Lab of Advanced Algorithms and Applications
Highlights
We are developing a new semantic-annotation technology for short textual fragments, called TAGME. This tool has been applied succesfully to many contexts concerning with the clustering, the classification and the similarity-comparison of short texts.We are also studying the design of distribution-aware compressed indexes (à la FM-index) and new data compressors based on the philosophy of “Multi-objective optimization design”, in which the user can specify a set of computational resources and the index or the compressor adapt themselves in order to optimize all of them, simultaneously.
Current Partnerships
- Tiscali Italia
- Google Zurich
- Bassilichi
- Net7
- SpazioDati
Current Grants
- [2013-2015] Regione Toscana, Net7, StudioFlu, SpazioDati
- [2013-2014] Bassilichi
- [2013-2014] Google Research Award
- [2012-2014] Italian MIUR-PRIN Project "ARS-Technomedia"

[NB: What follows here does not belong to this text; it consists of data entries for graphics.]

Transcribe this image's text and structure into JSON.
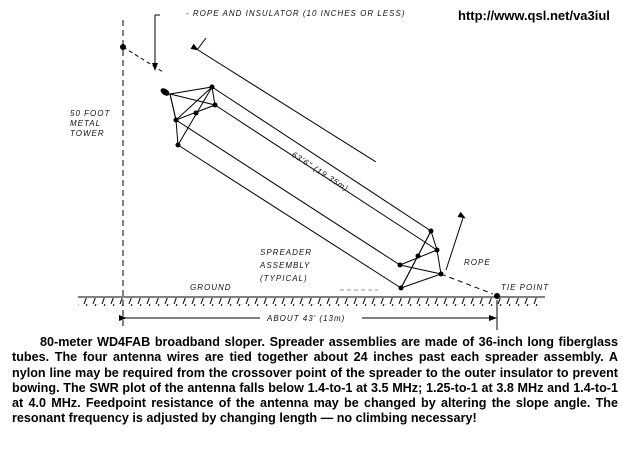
{
  "url": "http://www.qsl.net/va3iul",
  "labels": {
    "rope_insulator": "- ROPE AND INSULATOR (10 INCHES OR LESS)",
    "tower": [
      "50 FOOT",
      "METAL",
      "TOWER"
    ],
    "length": "63'6\" (19.35m)",
    "spreader": [
      "SPREADER",
      "ASSEMBLY",
      "(TYPICAL)"
    ],
    "rope": "ROPE",
    "ground": "GROUND",
    "tie_point": "TIE POINT",
    "distance": "ABOUT 43' (13m)"
  },
  "caption": "80-meter WD4FAB broadband sloper. Spreader assemblies are made of 36-inch long fiberglass tubes. The four antenna wires are tied together about 24 inches past each spreader assembly. A nylon line may be required from the crossover point of the spreader to the outer insulator to prevent bowing. The SWR plot of the antenna falls below 1.4-to-1 at 3.5 MHz; 1.25-to-1 at 3.8 MHz and 1.4-to-1 at 4.0 MHz. Feedpoint resistance of the antenna may be changed by altering the slope angle. The resonant frequency is adjusted by changing length — no climbing necessary!"
}
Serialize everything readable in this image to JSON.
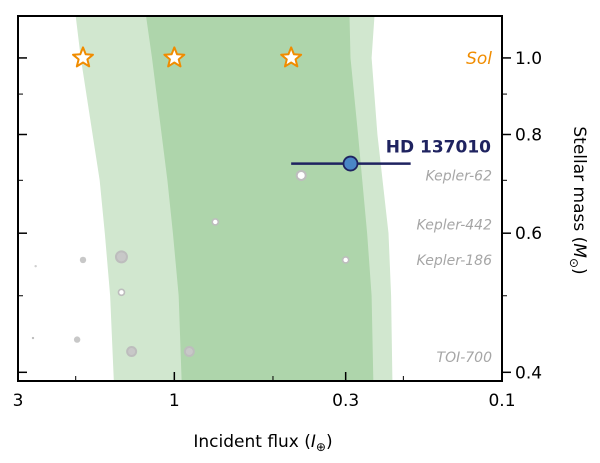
{
  "chart_data": {
    "type": "scatter",
    "xlabel": "Incident flux (",
    "xlabel_symbol": "I",
    "xlabel_sub": "⊕",
    "xlabel_end": ")",
    "ylabel": "Stellar mass (",
    "ylabel_symbol": "M",
    "ylabel_sub": "⊙",
    "ylabel_end": ")",
    "x_scale": "log",
    "x_reversed": true,
    "xlim": [
      3.0,
      0.1
    ],
    "y_scale": "log",
    "ylim": [
      0.39,
      1.13
    ],
    "x_ticks": [
      {
        "value": 3,
        "label": "3"
      },
      {
        "value": 1,
        "label": "1"
      },
      {
        "value": 0.3,
        "label": "0.3"
      },
      {
        "value": 0.1,
        "label": "0.1"
      }
    ],
    "y_ticks": [
      {
        "value": 1.0,
        "label": "1.0"
      },
      {
        "value": 0.8,
        "label": "0.8"
      },
      {
        "value": 0.6,
        "label": "0.6"
      },
      {
        "value": 0.4,
        "label": "0.4"
      }
    ],
    "habitable_zones": [
      {
        "kind": "optimistic",
        "color": "#d1e7cf",
        "inner": [
          [
            2.0,
            1.13
          ],
          [
            1.93,
            1.0
          ],
          [
            1.69,
            0.7
          ],
          [
            1.63,
            0.6
          ],
          [
            1.57,
            0.5
          ],
          [
            1.53,
            0.39
          ]
        ],
        "outer": [
          [
            0.245,
            1.13
          ],
          [
            0.25,
            1.0
          ],
          [
            0.24,
            0.8
          ],
          [
            0.222,
            0.6
          ],
          [
            0.218,
            0.5
          ],
          [
            0.216,
            0.39
          ]
        ]
      },
      {
        "kind": "conservative",
        "color": "#aed5ab",
        "inner": [
          [
            1.22,
            1.13
          ],
          [
            1.17,
            1.0
          ],
          [
            1.05,
            0.7
          ],
          [
            1.01,
            0.6
          ],
          [
            0.97,
            0.5
          ],
          [
            0.95,
            0.39
          ]
        ],
        "outer": [
          [
            0.292,
            1.13
          ],
          [
            0.29,
            1.0
          ],
          [
            0.275,
            0.8
          ],
          [
            0.258,
            0.6
          ],
          [
            0.25,
            0.5
          ],
          [
            0.247,
            0.39
          ]
        ]
      }
    ],
    "sol": {
      "label": "Sol",
      "color": "#f08c00",
      "mass": 1.0,
      "flux_values": [
        1.9,
        1.0,
        0.44
      ]
    },
    "target": {
      "label": "HD 137010",
      "label_color": "#1f2360",
      "flux": 0.29,
      "mass": 0.735,
      "flux_error_range": [
        0.44,
        0.19
      ],
      "marker_color": "#4a86c6",
      "edge_color": "#1f2360"
    },
    "planets": [
      {
        "flux": 0.41,
        "mass": 0.71,
        "size": "large",
        "fill": "#ffffff"
      },
      {
        "flux": 0.75,
        "mass": 0.62,
        "size": "small",
        "fill": "#ffffff"
      },
      {
        "flux": 0.3,
        "mass": 0.555,
        "size": "small",
        "fill": "#ffffff"
      },
      {
        "flux": 1.45,
        "mass": 0.56,
        "size": "xlarge",
        "fill": "#c8c8c8"
      },
      {
        "flux": 1.45,
        "mass": 0.505,
        "size": "small",
        "fill": "#ffffff"
      },
      {
        "flux": 1.35,
        "mass": 0.425,
        "size": "large",
        "fill": "#c8c8c8"
      },
      {
        "flux": 0.9,
        "mass": 0.425,
        "size": "large",
        "fill": "#c8c8c8"
      },
      {
        "flux": 1.9,
        "mass": 0.555,
        "size": "dot",
        "fill": "#c8c8c8"
      },
      {
        "flux": 1.98,
        "mass": 0.44,
        "size": "dot",
        "fill": "#c8c8c8"
      },
      {
        "flux": 2.65,
        "mass": 0.545,
        "size": "tiny",
        "fill": "#cfcfcf"
      },
      {
        "flux": 2.7,
        "mass": 0.442,
        "size": "tiny",
        "fill": "#bdbdbd"
      }
    ],
    "planet_labels": [
      {
        "text": "Kepler-62",
        "mass": 0.71
      },
      {
        "text": "Kepler-442",
        "mass": 0.615
      },
      {
        "text": "Kepler-186",
        "mass": 0.555
      },
      {
        "text": "TOI-700",
        "mass": 0.418
      }
    ]
  }
}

- [2011-2012] Telecom Italia Working Capital
- [2010] Google Research Award
- [2010-2012] Italian MIUR-PRIN Project "The Mad Web"
- [2006-2011] Yahoo! Research
- [2009-2012] Italian MIUR-FIRB Project "Linguistica"
Latest News
New google grant! » February 21, 2013
Our project proposal “A novel graph for social-network analysis and search built by entity-annotators, and its applications” has received a Google grant as part of Google’s Faculty Research Award program!
BAT-Framework for benchmarking Topic Annotators now available! » January 30, 2013
As a contribute to the scientific community working on the field of topic annotation, we developed a framework to compare text annotators: systems that, given a text document, aim at finding the topics the text is about, identified as Wikipedia pages. The BAT-Fframework, written in Java, comes along with a formal framework that defines a set of problems, the way systems can be compared to each other, and a set of measures that – extending classic IR measures – fairly and fully compares topic annotators features. The formal framework, whose understanding is required to use the benchmark framework, is presented in this thesis.
Main features:
- Compare in a fair and complete way any Topic Annotation system.
- Provides an implementation for all defined measures and match relations.
- Easily extensible adding new systems, new datasets, new similarity measures.
- Performs extensive testing on any Topic Annotator and any dataset.
- Performs runtime testing.
- Generates gnuplot charts and Latex tables summarizing test results.
- Completely open source, distributed under the GPLv3 license.
You can download the BAT-Framework Environment 0.1 and read the Quick Reference.
New grants for our lab! » November 2, 2012
We are pleased to announce that our lab has been awarded a MIUR-PRIN grant, named “ARS Techno-media”, on algorithms for big data arising from Web and Social Networks. These data are challenging because they are derived from activities with an extreme level of detail, are variegate in their nature (structured or not), and typically consists of short, fragmented and noisy texts (e.g. micro-blogs, tweets, news,…), so they require innovative algorithms for their storage, analysis, access and communication in order to make these data used efficiently and efficaciously in several kinds of (social-network) applications which are spreading daily over our PCs, smart-phones and tablets. We will mainly concentrate on 3 issues: storage and indexing of these massive datasets, efficient and efficacious mining of these heterogeneous datasets, the study of Mobile Ad-hoc Social Networks (MASN).
ACM CIKM 2010 and IEEE software » January 17, 2012
A paper on our topic-annotation technology TAGME, already presented as short paper on CIKM 2010, has been published on IEEE software of January/February 2012 (vol. 29 no. 1).